Patients on HD are particularly susceptible to infection by several mechanisms including deficient immune response. On the contrary, HD patients have an impaired glycocalyx barrier and sustained endothelial cell activation as mechanisms involved in viral shedding. Thus, increased viral shedding in combination with a deficient immune response may put HD patients on the worse clinical scenario. Actually, our patients on HD with COVID-19 showed a mortality rate of 23%. However, the dialysis session brings an excellent opportunity to perform simultaneous HP. Blood passes over exclusive microbeads coated with molecular receptor sites that mimic endothelial glycocalyx before entering the haemodialyzer.

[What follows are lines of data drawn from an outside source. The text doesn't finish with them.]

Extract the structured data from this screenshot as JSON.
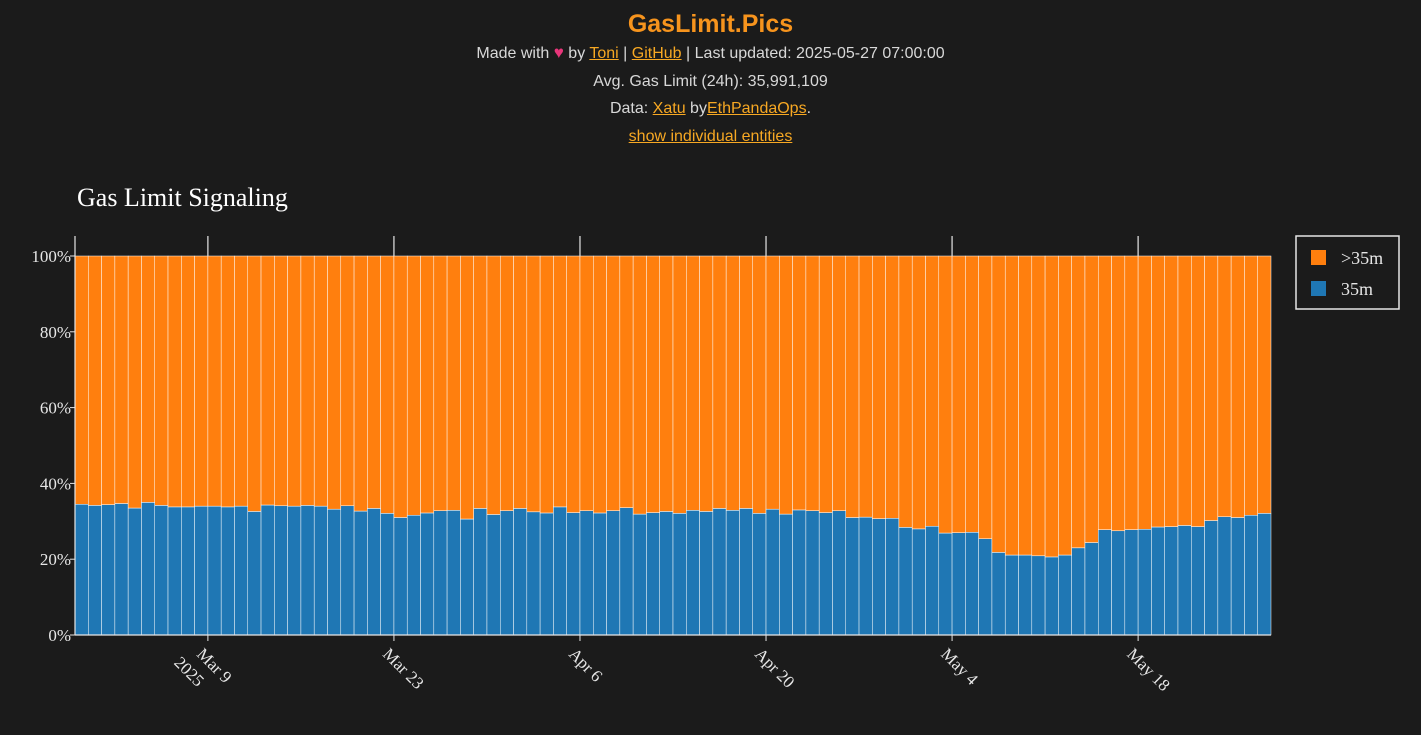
{
  "header": {
    "title": "GasLimit.Pics",
    "made_with": "Made with",
    "heart": "♥",
    "by": "by",
    "author_link": "Toni",
    "sep1": "|",
    "github_link": "GitHub",
    "sep2": "|",
    "last_updated": "Last updated: 2025-05-27 07:00:00",
    "avg_gas_limit": "Avg. Gas Limit (24h): 35,991,109",
    "data_prefix": "Data:",
    "data_link": "Xatu",
    "data_by": "by",
    "data_by_link": "EthPandaOps",
    "data_suffix": ".",
    "toggle_link": "show individual entities"
  },
  "colors": {
    "background": "#1b1b1b",
    "accent": "#f7941d",
    "series_35m": "#1f77b4",
    "series_gt35m": "#ff7f0e"
  },
  "chart_data": {
    "type": "bar",
    "stacked": true,
    "title": "Gas Limit Signaling",
    "x_start": "2025-02-27",
    "x_end": "2025-05-26",
    "x_ticks": [
      {
        "date": "2025-03-09",
        "label": "Mar 9",
        "sublabel": "2025"
      },
      {
        "date": "2025-03-23",
        "label": "Mar 23",
        "sublabel": ""
      },
      {
        "date": "2025-04-06",
        "label": "Apr 6",
        "sublabel": ""
      },
      {
        "date": "2025-04-20",
        "label": "Apr 20",
        "sublabel": ""
      },
      {
        "date": "2025-05-04",
        "label": "May 4",
        "sublabel": ""
      },
      {
        "date": "2025-05-18",
        "label": "May 18",
        "sublabel": ""
      }
    ],
    "y_ticks": [
      "0%",
      "20%",
      "40%",
      "60%",
      "80%",
      "100%"
    ],
    "ylim": [
      0,
      100
    ],
    "legend_position": "top-right",
    "series": [
      {
        "name": "35m",
        "values": [
          34.5,
          34.2,
          34.4,
          34.7,
          33.5,
          35.0,
          34.2,
          33.8,
          33.8,
          34.0,
          34.0,
          33.8,
          34.0,
          32.6,
          34.3,
          34.1,
          34.0,
          34.2,
          34.0,
          33.2,
          34.1,
          32.7,
          33.4,
          32.1,
          31.0,
          31.6,
          32.2,
          32.8,
          32.9,
          30.6,
          33.4,
          31.8,
          32.8,
          33.4,
          32.5,
          32.2,
          33.8,
          32.3,
          32.8,
          32.2,
          32.8,
          33.6,
          31.9,
          32.3,
          32.6,
          32.1,
          32.9,
          32.6,
          33.4,
          32.9,
          33.4,
          32.1,
          33.2,
          31.9,
          33.0,
          32.8,
          32.3,
          32.8,
          31.0,
          31.1,
          30.7,
          30.8,
          28.4,
          28.0,
          28.7,
          26.9,
          27.0,
          27.1,
          25.4,
          21.8,
          21.1,
          21.1,
          20.9,
          20.6,
          21.1,
          23.0,
          24.4,
          27.8,
          27.5,
          27.8,
          27.9,
          28.5,
          28.6,
          28.9,
          28.6,
          30.2,
          31.2,
          31.0,
          31.6,
          32.1
        ]
      },
      {
        "name": ">35m",
        "values": [
          65.5,
          65.8,
          65.6,
          65.3,
          66.5,
          65.0,
          65.8,
          66.2,
          66.2,
          66.0,
          66.0,
          66.2,
          66.0,
          67.4,
          65.7,
          65.9,
          66.0,
          65.8,
          66.0,
          66.8,
          65.9,
          67.3,
          66.6,
          67.9,
          69.0,
          68.4,
          67.8,
          67.2,
          67.1,
          69.4,
          66.6,
          68.2,
          67.2,
          66.6,
          67.5,
          67.8,
          66.2,
          67.7,
          67.2,
          67.8,
          67.2,
          66.4,
          68.1,
          67.7,
          67.4,
          67.9,
          67.1,
          67.4,
          66.6,
          67.1,
          66.6,
          67.9,
          66.8,
          68.1,
          67.0,
          67.2,
          67.7,
          67.2,
          69.0,
          68.9,
          69.3,
          69.2,
          71.6,
          72.0,
          71.3,
          73.1,
          73.0,
          72.9,
          74.6,
          78.2,
          78.9,
          78.9,
          79.1,
          79.4,
          78.9,
          77.0,
          75.6,
          72.2,
          72.5,
          72.2,
          72.1,
          71.5,
          71.4,
          71.1,
          71.4,
          69.8,
          68.8,
          69.0,
          68.4,
          67.9
        ]
      }
    ]
  }
}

Herein, we reported the outcome of four HD patients with severe COVID-19 treated with Seraph®100. All patients had criteria of poor prognosis and were not suitable candidates to ICU management. Interestingly, we observed a good clinical response in three out of four cases. The Patient 2 had a clinical worsening with intolerance to HP, dying 24 h after second HP. As we did not observe reduction of inflammatory molecules during the 4-h HP session, our hypothesis is that the HP beneficial effect could be mainly related to the viral load reduction. In this regard, it seems advisable to perform the HP earlier in the course of the disease (in two out of the three responders HP was performed in the first week).

In conclusion, HP with Seraph®100 during the first week after the onset of the disease may be a simultaneous treatment to improve the HD patients with severe SARS-CoV-2 although further studies should be performed.